Ingredients:

  • 500 g (1 lb 2 oz) boneless, skinless chicken breast, sliced into 5 mm (1/4 inch) pieces
  • ½ tsp sea salt flakes
  • 1 tbsp cornflour (cornstarch)
  • ½ tsp bicarbonate of soda (baking soda)
  • 2 tbsp water
  • 1 tbsp light soy sauce
  • 1 tbsp sesame oil
  • 4 tbsp oyster sauce (or hoisin sauce as a substitute)
  • 1 tbsp brown sugar
  • 2 tbsp light soy sauce
  • 1 tbsp dark soy sauce
  • 3 tbsp Chinese cooking wine (or mirin as a substitute)
  • 2 tbsp cooking oil (extra-virgin olive oil, avocado oil, or oil of choice)
  • 1 brown onion, sliced
  • 1 tbsp freshly minced garlic
  • 4 cups (300 g) finely sliced wombok (napa cabbage)
  • 1 carrot, julienned
  • 3 spring onions (scallions), cut into 2 cm (3/4 inch) batons
  • 300 g (10 ½ oz) dried thin egg noodles, prepared according to package instructions

Instructions:

  1. In a large bowl, combine chicken, salt, cornflour, bicarbonate of soda, water, light soy sauce, and sesame oil. Mix until well coated. Let it marinate for 10–15 minutes.
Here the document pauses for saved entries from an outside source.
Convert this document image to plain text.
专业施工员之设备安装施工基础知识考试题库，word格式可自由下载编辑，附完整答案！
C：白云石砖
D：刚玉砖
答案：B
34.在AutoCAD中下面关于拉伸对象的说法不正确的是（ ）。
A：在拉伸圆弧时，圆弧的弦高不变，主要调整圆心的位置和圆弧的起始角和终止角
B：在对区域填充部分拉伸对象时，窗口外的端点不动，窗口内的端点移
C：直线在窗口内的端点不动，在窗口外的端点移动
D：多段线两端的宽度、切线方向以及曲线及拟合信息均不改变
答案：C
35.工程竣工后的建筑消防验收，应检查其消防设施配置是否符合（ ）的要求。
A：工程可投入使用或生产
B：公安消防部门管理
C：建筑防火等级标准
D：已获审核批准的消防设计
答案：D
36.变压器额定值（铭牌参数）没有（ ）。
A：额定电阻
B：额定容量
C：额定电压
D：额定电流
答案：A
  2. In another bowl, whisk together oyster sauce, brown sugar, light soy sauce, dark soy sauce, and Chinese cooking wine.
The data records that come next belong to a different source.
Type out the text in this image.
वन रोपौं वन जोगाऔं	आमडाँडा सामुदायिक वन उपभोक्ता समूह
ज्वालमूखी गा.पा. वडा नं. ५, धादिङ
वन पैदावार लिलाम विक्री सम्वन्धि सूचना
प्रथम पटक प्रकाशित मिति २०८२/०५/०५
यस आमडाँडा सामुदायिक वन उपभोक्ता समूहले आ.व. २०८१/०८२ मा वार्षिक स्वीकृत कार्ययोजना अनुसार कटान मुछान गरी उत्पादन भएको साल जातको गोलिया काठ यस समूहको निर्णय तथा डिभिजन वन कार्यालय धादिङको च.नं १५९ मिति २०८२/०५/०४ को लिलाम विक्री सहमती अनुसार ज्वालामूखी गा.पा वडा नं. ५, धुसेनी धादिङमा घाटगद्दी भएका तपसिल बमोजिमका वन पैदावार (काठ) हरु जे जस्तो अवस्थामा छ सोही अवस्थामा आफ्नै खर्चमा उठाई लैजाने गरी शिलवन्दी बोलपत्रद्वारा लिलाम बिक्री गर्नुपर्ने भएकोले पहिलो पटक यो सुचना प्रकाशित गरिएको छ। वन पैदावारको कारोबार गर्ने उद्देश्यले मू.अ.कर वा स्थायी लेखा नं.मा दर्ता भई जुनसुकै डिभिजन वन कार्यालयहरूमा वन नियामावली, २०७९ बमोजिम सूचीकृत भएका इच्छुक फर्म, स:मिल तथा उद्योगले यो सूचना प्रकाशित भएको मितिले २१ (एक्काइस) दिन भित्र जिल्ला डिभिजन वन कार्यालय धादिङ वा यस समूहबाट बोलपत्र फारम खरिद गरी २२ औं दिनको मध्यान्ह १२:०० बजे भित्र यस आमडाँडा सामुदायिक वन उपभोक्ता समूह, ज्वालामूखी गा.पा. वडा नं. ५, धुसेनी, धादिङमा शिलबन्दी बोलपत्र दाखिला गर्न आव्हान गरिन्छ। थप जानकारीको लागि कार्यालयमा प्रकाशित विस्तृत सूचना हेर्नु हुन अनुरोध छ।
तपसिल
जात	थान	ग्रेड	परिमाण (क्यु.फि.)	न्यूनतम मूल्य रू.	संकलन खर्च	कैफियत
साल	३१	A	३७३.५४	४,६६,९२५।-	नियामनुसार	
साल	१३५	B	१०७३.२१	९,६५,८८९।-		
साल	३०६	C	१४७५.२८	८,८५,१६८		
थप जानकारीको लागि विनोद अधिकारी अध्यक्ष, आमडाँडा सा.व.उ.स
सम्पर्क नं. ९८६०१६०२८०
  3. Heat cooking oil in a large pan over high heat. Add marinated chicken and cook for 3–4 minutes, tossing until chicken is no longer pink.
  4. Stir in sliced onion and garlic; cook for 1 minute. Add wombok; stir-fry for 1–2 minutes until slightly softened.
  5. Add julienned carrot, spring onions, prepared egg noodles, and Lo Mein sauce to the pan. Toss everything together using tongs until well combined.
  6. Divide among four bowls and serve immediately.